Aposticha, Theotokos Hymn, Friday Matins, Tone 2
WHEN THE EWE-LAMB SAW YOU, HER OWN LAMB,
ON THE CROSS AND PIERCED WITH NAILS,
SHE GROANED AND WAS STRUCK WITH FEAR AND AWE:
HOW CAN IT BE THAT YOU ARE DYING,
WISHING, O MY SON, TO TEAR UP THE DEBT OF ADAM, THE FIRST-FORMED
AND TO REDEEM FROM DEATH ALL HUMANITY ?//
GLORY TO YOUR DISPENSATION, O LOVER OF MANKIND
Ode 5, Theotokos Hymn, 2nd canon, Sunday Matins, Tone 3
Though he fashioned living flesh for Himself from you, O Virgin, your Son, the Word of
God, was not a created being: the Fashioner of Adam, the first-formed man.

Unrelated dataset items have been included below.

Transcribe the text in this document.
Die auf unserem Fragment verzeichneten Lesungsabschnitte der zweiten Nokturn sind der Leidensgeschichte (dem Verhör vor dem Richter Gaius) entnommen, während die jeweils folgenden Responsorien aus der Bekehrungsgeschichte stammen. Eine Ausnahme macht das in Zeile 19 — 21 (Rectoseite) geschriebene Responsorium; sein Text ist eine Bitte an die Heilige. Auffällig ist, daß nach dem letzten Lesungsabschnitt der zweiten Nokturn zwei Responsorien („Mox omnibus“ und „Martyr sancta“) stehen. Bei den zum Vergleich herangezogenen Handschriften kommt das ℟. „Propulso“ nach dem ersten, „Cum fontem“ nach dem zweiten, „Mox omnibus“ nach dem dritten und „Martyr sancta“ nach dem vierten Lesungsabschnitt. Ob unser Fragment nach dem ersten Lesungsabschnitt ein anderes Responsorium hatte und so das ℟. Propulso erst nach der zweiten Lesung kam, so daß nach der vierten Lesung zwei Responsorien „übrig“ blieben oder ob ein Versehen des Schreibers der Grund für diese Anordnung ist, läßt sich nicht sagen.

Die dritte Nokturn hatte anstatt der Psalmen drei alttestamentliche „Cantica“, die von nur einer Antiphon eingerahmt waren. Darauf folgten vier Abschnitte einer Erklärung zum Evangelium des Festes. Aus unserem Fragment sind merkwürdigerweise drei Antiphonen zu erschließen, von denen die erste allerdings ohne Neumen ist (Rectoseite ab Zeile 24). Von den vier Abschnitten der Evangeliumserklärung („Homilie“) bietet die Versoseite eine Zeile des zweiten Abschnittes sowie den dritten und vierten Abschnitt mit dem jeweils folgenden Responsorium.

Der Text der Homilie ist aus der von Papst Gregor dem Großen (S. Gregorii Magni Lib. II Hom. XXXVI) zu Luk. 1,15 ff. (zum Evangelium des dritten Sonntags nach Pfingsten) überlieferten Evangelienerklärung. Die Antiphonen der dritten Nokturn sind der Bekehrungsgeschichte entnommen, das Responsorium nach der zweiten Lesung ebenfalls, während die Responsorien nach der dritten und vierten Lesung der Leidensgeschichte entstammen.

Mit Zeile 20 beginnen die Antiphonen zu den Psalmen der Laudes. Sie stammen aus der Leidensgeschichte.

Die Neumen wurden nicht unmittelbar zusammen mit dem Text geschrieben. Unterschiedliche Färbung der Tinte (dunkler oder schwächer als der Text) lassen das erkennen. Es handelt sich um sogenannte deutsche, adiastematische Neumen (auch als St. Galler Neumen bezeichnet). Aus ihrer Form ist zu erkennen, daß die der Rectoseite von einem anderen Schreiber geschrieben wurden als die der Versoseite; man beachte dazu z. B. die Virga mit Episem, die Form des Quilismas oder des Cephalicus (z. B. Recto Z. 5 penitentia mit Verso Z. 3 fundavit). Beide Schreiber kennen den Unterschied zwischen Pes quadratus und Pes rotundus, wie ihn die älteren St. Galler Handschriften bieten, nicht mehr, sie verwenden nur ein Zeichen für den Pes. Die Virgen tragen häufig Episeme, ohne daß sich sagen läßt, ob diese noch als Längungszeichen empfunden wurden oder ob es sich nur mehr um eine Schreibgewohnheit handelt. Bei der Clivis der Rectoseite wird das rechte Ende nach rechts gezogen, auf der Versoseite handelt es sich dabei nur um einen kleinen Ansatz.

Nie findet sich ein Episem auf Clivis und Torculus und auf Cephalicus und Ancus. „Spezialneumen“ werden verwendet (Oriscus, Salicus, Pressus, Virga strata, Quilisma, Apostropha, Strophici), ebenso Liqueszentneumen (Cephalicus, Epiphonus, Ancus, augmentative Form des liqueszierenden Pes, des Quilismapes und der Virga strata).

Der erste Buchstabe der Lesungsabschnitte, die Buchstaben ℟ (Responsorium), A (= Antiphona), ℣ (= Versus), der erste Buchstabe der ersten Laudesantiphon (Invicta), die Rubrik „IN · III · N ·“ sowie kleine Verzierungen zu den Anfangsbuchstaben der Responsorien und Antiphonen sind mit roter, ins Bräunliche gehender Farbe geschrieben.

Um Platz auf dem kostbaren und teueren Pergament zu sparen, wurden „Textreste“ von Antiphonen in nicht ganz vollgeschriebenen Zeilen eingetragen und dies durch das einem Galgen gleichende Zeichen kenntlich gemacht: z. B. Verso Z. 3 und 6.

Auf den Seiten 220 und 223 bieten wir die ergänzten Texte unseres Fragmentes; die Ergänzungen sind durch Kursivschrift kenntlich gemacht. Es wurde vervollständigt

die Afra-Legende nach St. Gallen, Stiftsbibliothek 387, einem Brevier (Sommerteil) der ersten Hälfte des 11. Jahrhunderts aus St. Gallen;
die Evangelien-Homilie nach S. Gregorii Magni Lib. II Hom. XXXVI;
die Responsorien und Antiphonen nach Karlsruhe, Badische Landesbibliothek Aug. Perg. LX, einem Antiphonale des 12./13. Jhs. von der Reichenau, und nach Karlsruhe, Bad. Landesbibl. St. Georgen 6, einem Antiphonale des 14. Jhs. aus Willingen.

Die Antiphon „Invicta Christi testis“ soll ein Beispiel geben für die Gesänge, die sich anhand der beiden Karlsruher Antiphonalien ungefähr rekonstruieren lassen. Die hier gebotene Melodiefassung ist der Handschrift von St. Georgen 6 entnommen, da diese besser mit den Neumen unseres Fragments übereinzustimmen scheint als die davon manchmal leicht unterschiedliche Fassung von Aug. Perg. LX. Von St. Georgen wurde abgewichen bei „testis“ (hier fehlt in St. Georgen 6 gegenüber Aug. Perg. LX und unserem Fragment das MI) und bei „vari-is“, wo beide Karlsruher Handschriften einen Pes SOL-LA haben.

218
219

Ode 8, Tropars, third canon, to the Theotokos, Sunday Matins, Tone 4
The Lord of all who formed you from the rib of Adam, Was made flesh from your
virgin side. We cry out and sing His praises: All you works of the Lord, bless the Lord,
and exalt Him above all forever
Ode 4, 2nd canon, Sunday Matins, Tone 7
O Lord: You hung upon the Cross and destroyed the sin of our first father Adam. You
filled our mother Eve with joy, for You come to save Your anointed.
Ode 6, Tropars, Third Canon to the Theotokos, Sunday Matins, Tone 7
Adam, the first-formed man, was banished long ago from the divine delights of
Paradise through the will and intent of the murderer. But you, O unwedded one, led
him back again by bearing Him who delivers us from our transgressions.